Proactive Steps Insurers Can Take to Mitigate the Impact of SB 833
Consequently, while in-house legal departments at insurance companies are well versed in state insurance laws and regulations, new legislation such as SB 833 will necessitate greater oversight by legal and compliance departments. While the extent to which regulators such as the TDI will leverage newly passed laws like SB 833 to bring enforcement actions remains to be seen, insurers should nonetheless be on notice and carefully scrutinize any underwriting guidelines or policy exclusions for certain industries in which they refuse to provide insurance to or adjust policyholders’ premiums for having or not having ESG-related programs.
As a first step, in-house legal and compliance departments should ensure that all of their underwriting team’s premium- and coverage-related decisions are substantiated using sound actuarial principles or are reasonably related to expected loss experience as the basis of their coverage or premium decision making. While it may be tempting to consider the external pressures, such as the reactions by stakeholders in underwriting a particular company in a particularly disfavored industry, insurers can protect themselves against liability by connecting any premium decision impacted by an ESG-related factor with an established evidentiary-based risk mitigation strategy.
For example, in the context of evaluating a policyholder’s climate governance practices for purposes of making a coverage or premium decision, in-house legal and compliance departments should work with their underwriting team to appropriately document the established correlation between strong climate governance profiles and reduced claims. Establishing a link between the relevant ESG-related consideration and financial loss via the increased likelihood of a potential claim is critical to rebutting any accusation that the insurance company is considering ESG-related factors above actuarial considerations or expected loss experience.

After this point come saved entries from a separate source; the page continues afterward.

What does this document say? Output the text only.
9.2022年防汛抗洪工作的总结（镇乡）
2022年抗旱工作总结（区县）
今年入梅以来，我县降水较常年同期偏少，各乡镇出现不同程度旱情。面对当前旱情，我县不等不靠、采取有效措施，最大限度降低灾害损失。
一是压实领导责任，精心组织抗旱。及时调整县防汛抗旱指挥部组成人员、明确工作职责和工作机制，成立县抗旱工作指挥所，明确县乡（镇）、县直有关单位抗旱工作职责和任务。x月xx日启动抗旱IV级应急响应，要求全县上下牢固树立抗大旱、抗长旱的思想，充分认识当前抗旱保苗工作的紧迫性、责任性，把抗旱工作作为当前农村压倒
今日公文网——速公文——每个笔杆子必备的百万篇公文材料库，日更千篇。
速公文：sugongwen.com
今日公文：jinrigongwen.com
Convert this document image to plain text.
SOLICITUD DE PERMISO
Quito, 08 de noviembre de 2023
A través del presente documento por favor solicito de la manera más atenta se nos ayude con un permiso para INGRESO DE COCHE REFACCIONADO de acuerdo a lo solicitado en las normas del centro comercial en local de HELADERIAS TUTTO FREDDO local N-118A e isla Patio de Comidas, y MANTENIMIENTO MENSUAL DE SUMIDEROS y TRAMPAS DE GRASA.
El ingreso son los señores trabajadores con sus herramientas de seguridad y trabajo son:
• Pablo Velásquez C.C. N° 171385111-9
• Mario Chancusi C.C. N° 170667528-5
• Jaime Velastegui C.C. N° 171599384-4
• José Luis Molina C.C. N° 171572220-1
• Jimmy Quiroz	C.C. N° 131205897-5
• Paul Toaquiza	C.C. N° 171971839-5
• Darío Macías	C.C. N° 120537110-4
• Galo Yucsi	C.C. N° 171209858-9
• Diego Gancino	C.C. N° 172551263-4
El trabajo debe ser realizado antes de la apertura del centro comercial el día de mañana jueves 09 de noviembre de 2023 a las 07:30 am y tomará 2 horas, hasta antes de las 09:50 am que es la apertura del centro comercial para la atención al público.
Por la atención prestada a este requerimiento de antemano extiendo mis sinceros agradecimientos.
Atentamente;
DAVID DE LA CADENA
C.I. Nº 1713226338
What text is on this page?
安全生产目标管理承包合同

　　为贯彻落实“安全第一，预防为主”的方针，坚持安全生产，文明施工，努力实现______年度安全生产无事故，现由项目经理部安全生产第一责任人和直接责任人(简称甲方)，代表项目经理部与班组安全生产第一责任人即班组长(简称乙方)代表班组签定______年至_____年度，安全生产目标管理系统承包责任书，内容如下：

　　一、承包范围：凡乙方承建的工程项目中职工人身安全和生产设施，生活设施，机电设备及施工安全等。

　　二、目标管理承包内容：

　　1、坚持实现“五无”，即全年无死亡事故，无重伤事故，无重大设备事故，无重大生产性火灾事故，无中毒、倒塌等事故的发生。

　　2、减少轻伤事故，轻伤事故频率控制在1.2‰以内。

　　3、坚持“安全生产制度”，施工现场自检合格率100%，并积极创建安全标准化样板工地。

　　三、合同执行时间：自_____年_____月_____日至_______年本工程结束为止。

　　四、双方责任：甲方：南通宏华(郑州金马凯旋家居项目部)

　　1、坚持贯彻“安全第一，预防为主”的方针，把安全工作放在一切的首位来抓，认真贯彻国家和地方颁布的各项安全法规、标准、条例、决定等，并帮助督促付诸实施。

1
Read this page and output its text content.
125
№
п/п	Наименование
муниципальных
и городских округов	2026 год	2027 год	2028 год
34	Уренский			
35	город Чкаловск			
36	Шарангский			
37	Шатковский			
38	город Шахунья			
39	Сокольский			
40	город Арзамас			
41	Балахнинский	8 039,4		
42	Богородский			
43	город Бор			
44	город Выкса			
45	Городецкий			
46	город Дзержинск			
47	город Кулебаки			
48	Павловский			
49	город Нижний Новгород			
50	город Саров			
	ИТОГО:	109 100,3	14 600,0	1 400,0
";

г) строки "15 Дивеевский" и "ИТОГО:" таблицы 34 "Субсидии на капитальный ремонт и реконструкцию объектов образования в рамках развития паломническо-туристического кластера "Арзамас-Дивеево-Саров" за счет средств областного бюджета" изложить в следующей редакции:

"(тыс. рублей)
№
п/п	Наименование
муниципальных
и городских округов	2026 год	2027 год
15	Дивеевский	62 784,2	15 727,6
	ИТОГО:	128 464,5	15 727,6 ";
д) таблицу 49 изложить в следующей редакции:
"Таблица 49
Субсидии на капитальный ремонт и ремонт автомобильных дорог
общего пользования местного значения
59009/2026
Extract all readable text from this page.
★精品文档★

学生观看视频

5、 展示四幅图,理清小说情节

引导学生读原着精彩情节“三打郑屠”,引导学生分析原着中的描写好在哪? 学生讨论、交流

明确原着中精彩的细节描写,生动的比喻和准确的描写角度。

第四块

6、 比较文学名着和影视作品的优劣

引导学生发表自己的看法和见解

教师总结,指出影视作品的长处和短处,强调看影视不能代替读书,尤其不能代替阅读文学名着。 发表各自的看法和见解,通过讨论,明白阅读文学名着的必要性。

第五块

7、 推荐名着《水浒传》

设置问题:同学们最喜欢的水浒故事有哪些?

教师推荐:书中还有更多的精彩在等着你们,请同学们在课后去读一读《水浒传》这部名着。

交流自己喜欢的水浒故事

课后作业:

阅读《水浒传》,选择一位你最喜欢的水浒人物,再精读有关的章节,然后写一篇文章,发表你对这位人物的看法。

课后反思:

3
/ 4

Legal and compliance departments play a critical role in analyzing enterprise risk management requirements and ensuring compliance with applicable laws. Accordingly, monitoring and ensuring that an insurer’s underwriting process is compliant with emerging state regulatory requirements should be a focus for in-house counsel and other legal professionals. Insurance companies that empower legal departments to play an active role in monitoring and then instituting compliance procedures will be in the best position to mitigate the risk of divergent state laws going forward.
Heather Palmer is a partner in the Houston office of Sidley Austin LLP. Andrew Holland is a partner in the New York office and Evan Grosch is an associate in the Houston office of the firm.